Following are the final standings using the best three scores from the 2007 series (points available - 6000). These 12 teams competed in the minimum of three events this year.

1. Simcoe County Smokers - 5,283 Pts
2. The BBQ Effect - 5,253 Pts
3. Dizzy Pig Canada - 5,199 Pts
4. Team Cedar Grilling - 5,193 Pts
5. Swines & Bovines - 5,173 Pts
6. Diva Q – 5,111 Pts
7. Bustin' Loose – 5,052 Pts
8. Bubba-Q - 5,029 Pts
9. Smokin' in the Igloo – 5,024 Pts
10. The Q Crew - 4,954 Pts
11. Smoked Meets - 4,758 Pts
12. Porky’s BBQ - 4,698 Pts


----------



## Guest (Sep 18, 2007)

Almost a Top 5!


Congrats on a great season girlie!
peace
<><


----------



## Greg Rempe (Sep 18, 2007)

Good job Diva!  6 is great...5 would have been better though!


----------



## Unity (Sep 18, 2007)

Not bad for a beginner!    

--John  8) 
(One through five, watch out next year.   )


----------



## Bill The Grill Guy (Sep 18, 2007)

I have my money on Diva in the top 2 next year.  And most of my money is going for a #1 finish.


----------



## wittdog (Sep 18, 2007)

Great Job...especially with everything you went thru this year.


----------



## Bbq Bubba (Sep 18, 2007)

Congrat's on a great finish Diva!!


----------



## Bruce B (Sep 18, 2007)

Danielle,

A heartfelt CONGRATULATIONS, a fine showing for your first year, especially considering the hardships you endured with your equipment.

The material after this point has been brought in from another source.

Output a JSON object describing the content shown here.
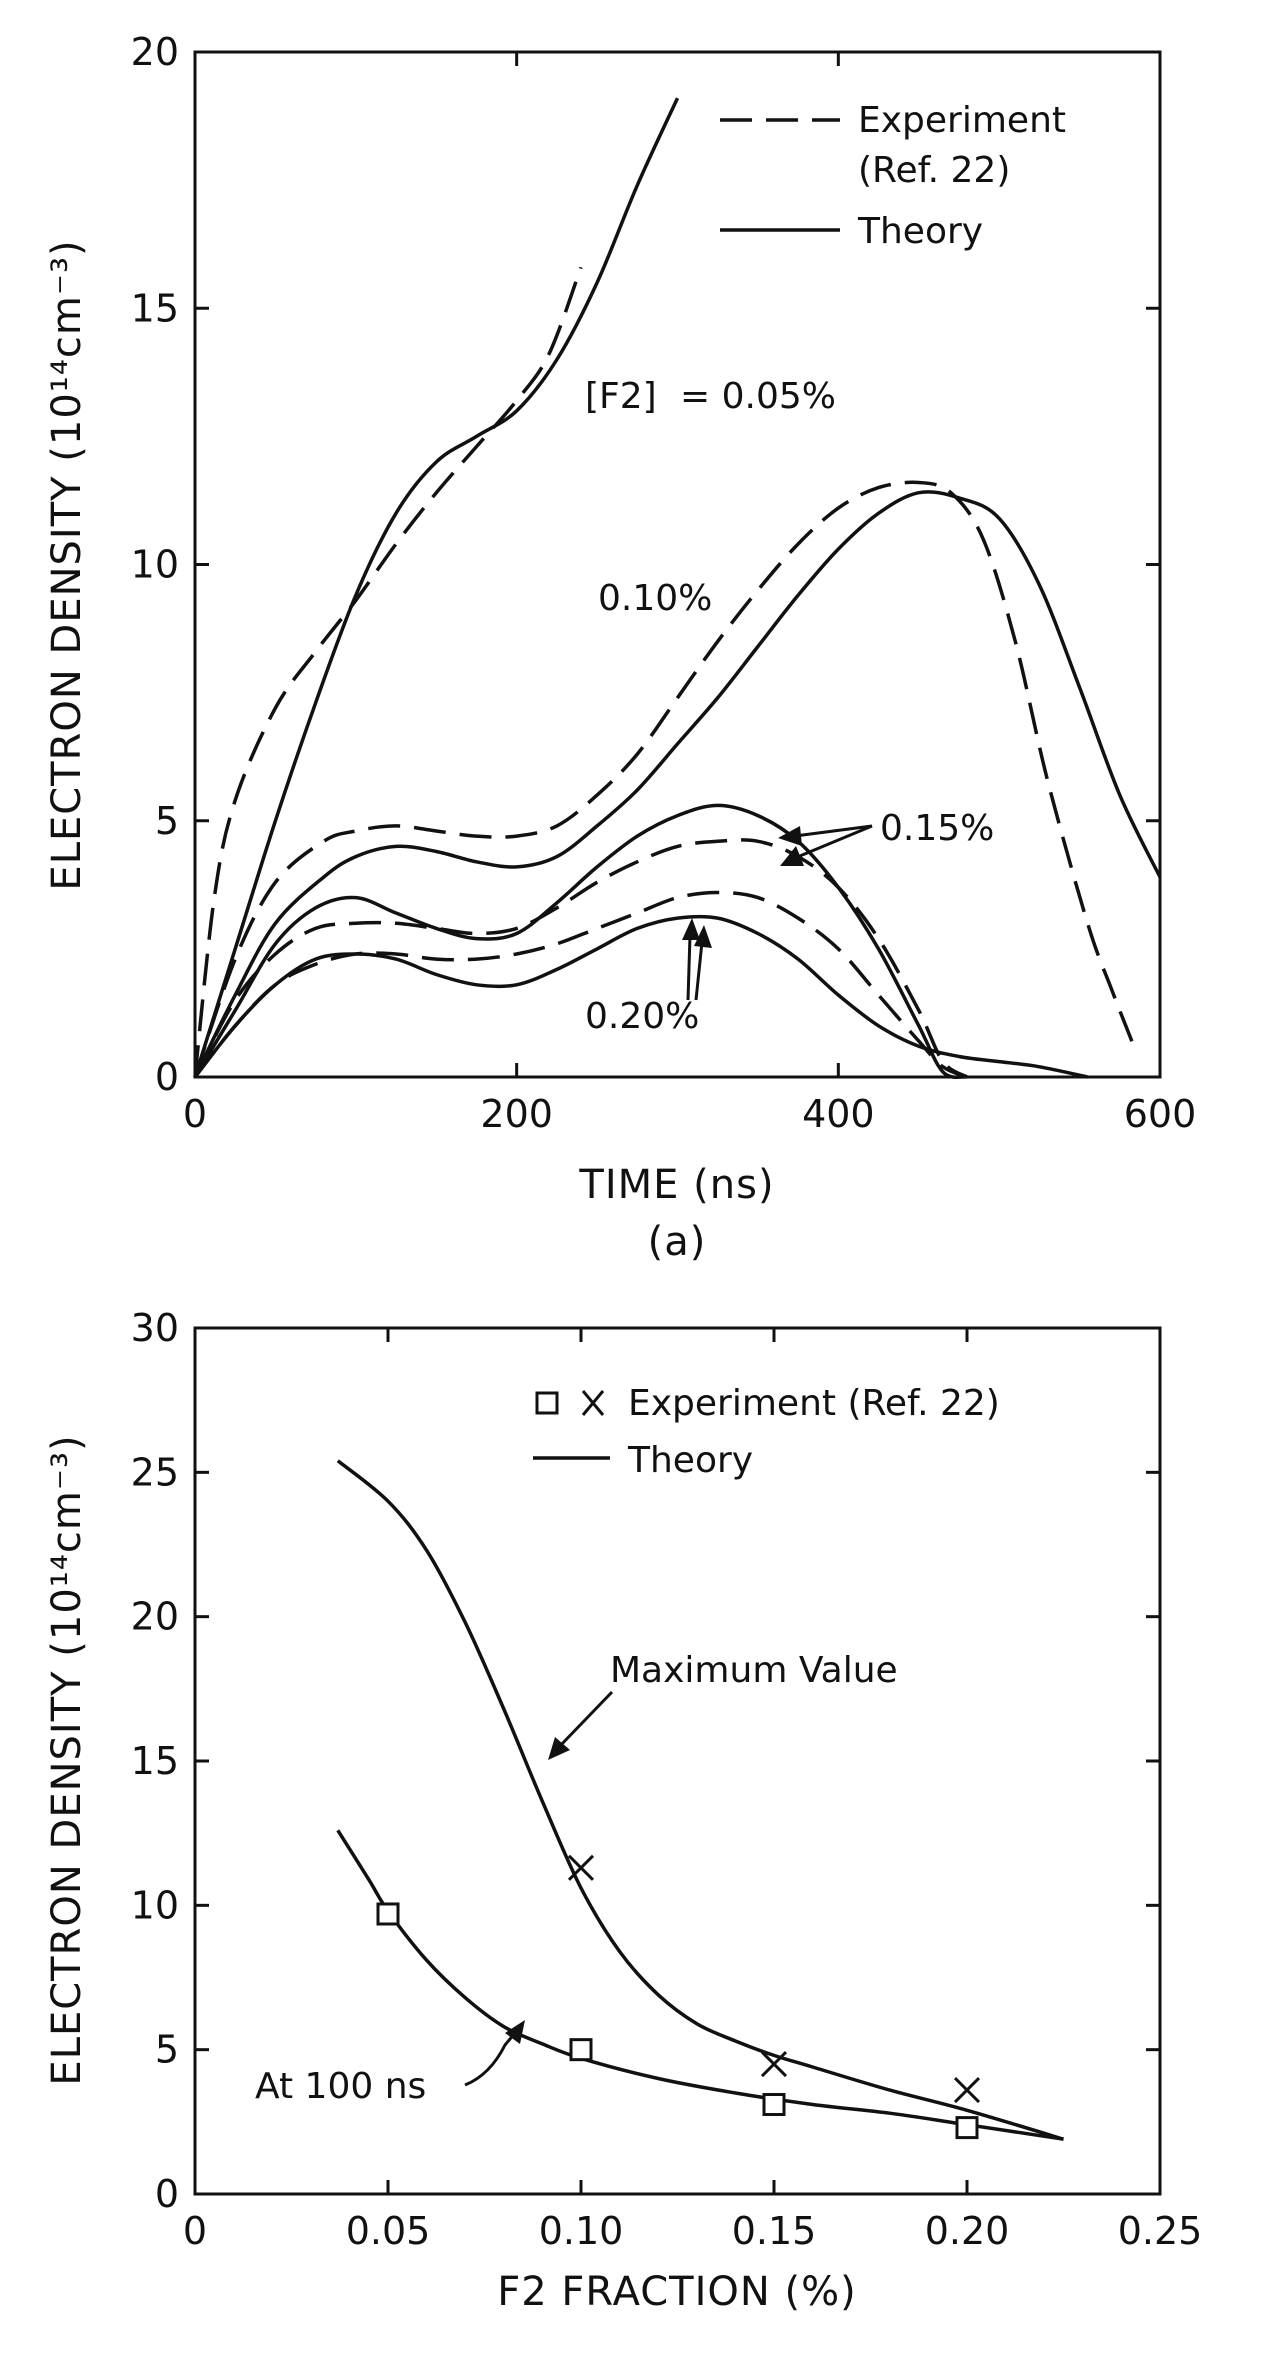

My attitude is if we don't finish in last place it was a good showing  , you guys had a very commendable showing.

Keep the passion going and look at your techniques and do some minor tweaking for next year.

Looking forward to seeing you again at the OinkFest.


----------



## Diva Q (Sep 18, 2007)

Thank you all those are some kind words.


----------



## Griff (Sep 19, 2007)

Way to go Diva.


----------



## Diva Q (Sep 19, 2007)

Thank you Guys. 

(It is so nice to be in such good company here. )


----------



## Big Butt BBQ (Sep 19, 2007)

Congrats Diva


----------



## Molson (Sep 20, 2007)

Bill The Grill Guy said:
			
		

> I have my money on Diva in the top 2 next year.  And most of my money is going for a #1 finish.



I Concur.

Its going to make our job that much harder. 

Great work again Danielle!


Jim


----------



## Diva Q (Sep 20, 2007)

That is very kind coming from you Molson I appreciate it.


----------



## Puff1 (Sep 20, 2007)

A big congrats to you & the crew!


----------